Each prompt becomes a subagent dict. Orchestrator prompt is built dynamically with subagent names:

subagents = [
    {
        "name": p.name,               # "security"
        "description": p.description,  # "Security vulnerability analysis"
        "system_prompt": p.body + _SUBAGENT_OUTPUT_INSTRUCTIONS,
        "tools": [],
    }
    for p in prompts
]

Subagents return JSON arrays (not structured output).
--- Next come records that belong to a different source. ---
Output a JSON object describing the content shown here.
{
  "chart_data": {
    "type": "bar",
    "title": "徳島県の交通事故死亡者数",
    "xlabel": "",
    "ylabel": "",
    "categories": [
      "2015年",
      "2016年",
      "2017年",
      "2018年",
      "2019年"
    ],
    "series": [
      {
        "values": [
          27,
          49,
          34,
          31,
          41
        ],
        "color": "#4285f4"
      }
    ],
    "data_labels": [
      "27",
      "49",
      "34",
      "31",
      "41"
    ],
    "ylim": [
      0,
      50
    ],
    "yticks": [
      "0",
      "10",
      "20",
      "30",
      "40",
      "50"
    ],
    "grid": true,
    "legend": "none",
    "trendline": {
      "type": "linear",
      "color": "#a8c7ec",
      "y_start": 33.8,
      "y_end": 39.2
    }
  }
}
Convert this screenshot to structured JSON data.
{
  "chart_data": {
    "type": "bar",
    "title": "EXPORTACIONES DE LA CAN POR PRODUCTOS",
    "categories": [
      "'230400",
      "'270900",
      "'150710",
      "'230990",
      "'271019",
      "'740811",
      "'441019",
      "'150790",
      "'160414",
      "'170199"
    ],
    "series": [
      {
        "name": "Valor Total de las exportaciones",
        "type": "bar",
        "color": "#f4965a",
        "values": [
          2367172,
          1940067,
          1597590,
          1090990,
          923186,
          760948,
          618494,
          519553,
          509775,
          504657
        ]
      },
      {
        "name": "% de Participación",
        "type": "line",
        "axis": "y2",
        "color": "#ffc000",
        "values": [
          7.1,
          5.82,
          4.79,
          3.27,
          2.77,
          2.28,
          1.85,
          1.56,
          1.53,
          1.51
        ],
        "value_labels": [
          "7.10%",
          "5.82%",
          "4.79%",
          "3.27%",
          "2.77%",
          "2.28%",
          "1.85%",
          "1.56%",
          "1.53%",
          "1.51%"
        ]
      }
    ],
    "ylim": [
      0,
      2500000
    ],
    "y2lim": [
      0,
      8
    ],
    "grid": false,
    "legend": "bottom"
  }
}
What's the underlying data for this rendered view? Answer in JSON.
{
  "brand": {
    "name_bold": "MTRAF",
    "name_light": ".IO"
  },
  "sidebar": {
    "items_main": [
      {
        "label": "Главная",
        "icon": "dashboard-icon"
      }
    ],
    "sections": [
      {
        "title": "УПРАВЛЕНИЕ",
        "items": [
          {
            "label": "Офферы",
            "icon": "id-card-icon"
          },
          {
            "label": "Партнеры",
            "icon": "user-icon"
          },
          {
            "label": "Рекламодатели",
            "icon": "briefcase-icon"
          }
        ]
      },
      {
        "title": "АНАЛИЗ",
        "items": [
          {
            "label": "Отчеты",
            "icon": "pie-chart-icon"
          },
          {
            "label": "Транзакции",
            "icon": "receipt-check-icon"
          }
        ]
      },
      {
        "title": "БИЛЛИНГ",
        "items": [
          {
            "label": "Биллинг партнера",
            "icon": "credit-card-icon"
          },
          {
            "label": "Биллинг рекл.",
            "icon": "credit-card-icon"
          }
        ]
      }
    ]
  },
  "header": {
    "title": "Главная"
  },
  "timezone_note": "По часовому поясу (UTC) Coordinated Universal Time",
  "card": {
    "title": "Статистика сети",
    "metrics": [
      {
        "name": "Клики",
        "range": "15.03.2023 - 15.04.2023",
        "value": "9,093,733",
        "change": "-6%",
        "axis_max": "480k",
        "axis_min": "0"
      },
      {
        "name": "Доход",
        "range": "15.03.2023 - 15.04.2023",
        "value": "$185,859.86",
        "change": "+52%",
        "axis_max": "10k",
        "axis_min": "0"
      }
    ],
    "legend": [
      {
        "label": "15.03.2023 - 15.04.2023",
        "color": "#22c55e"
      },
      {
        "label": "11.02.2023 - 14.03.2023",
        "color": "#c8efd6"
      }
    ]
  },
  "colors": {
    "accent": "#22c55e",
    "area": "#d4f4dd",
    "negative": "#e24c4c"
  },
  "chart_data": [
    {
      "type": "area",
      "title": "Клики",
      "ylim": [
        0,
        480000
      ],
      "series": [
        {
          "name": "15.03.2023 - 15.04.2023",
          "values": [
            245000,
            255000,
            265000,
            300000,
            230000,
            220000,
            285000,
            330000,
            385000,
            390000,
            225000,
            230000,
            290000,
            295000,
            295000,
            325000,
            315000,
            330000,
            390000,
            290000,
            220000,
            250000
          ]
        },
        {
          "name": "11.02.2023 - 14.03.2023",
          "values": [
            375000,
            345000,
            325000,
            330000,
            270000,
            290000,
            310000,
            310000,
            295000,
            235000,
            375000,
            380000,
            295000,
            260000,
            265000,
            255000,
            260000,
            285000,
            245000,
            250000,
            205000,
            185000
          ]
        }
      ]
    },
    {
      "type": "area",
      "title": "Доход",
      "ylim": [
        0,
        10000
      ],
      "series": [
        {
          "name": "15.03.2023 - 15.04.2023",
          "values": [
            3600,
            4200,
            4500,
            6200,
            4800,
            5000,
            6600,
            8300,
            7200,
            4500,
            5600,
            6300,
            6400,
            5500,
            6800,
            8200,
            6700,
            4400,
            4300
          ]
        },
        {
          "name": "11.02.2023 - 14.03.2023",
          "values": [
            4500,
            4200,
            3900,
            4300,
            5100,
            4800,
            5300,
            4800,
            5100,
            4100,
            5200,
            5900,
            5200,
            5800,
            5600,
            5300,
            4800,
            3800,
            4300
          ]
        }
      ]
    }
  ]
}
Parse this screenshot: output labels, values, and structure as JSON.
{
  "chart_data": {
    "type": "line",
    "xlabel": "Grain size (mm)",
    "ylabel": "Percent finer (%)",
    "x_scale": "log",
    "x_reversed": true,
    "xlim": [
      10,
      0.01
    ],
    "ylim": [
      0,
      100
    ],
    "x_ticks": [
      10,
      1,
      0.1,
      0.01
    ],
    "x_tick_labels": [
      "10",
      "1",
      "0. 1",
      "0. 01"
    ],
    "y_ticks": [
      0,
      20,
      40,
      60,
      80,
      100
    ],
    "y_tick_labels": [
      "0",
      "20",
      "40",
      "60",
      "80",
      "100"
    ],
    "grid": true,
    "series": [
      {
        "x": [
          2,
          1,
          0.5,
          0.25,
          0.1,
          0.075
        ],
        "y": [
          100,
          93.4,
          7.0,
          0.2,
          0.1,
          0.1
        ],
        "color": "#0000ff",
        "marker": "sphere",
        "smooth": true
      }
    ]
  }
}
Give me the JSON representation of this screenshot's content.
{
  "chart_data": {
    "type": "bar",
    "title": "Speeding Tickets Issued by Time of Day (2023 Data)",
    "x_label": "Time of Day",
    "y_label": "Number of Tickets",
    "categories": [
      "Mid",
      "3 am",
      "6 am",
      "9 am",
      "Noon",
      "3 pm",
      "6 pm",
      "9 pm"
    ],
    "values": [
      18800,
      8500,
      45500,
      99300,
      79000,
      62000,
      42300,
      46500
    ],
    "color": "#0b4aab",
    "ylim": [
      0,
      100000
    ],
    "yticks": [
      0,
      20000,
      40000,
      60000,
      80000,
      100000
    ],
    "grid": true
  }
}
The orchestrator synthesizes results and calls submit_review.

Output Format

LangChain StructuredTool with args_schema=ReviewResult:

def submit_review(**kwargs) -> str:
    result = ReviewResult(**kwargs)
    captured.append(result)
    return f"Review submitted: {result.recommendation.value}, {len(result.comments)} comments."
  • LLM sees schema with enum constraints (severity, category, recommendation)
  • handle_validation_error=True — validation errors returned as ToolMessage, LLM retries
  • If submit_review not called: RuntimeError — review fails

File Access

Provided by FilesystemBackend(root_dir=project_dir):

Tool Description
read_file(path) Read file content
ls(path) List directory
grep(pattern, path) Regex search
glob(pattern) File pattern matching
task(agent_name, msg) Delegate to subagent

The orchestrator decides autonomously which files to read — it can explore beyond the diff.

Token Tracking

Via LangChain BaseCallbackHandler:

class _TokenCounter(BaseCallbackHandler):
    total_tokens: int = 0

    def on_llm_end(self, response: LLMResult, **kwargs):
        # Extract from generation_info.token_usage (older langchain)
        # Fallback to message.usage_metadata (newer langchain)

Why ~88K Tokens

Orchestrator reasoning + planning     ~15K
Orchestrator file exploration          ~20K
3x subagent system_prompt + context   ~30K
3x subagent response                   ~5K
Orchestrator synthesis + submit        ~18K
─────────────────────────────────────
Total                                  ~88K

Error Handling

Situation Behavior
submit_review not called RuntimeError — no review produced (tokens wasted)
Multiple submit_review calls Uses first result, logs warning
LLM API error Exception propagates to cli.py
Infinite tool loop No built-in limit (risk, TODO: add max_iterations)
Token budget exceeded No limit (risk, TODO: add max_iterations)

Pros and Cons

Pros Cons
LLM orchestrator — flexible workflow ~88K tokens (17x more than pydantic)
File exploration — reads only what's needed No max_iterations (could loop)
Subagent orchestration 4 heavy dependencies
Can adapt review strategy per MR Unpredictable execution time
submit_review with validation retry Subagents return JSON (fragile)

Warning

DeepAgents is the least reliable backend. The orchestrator sometimes skips submit_review, especially with single prompts or large diffs. Use pydantic for production.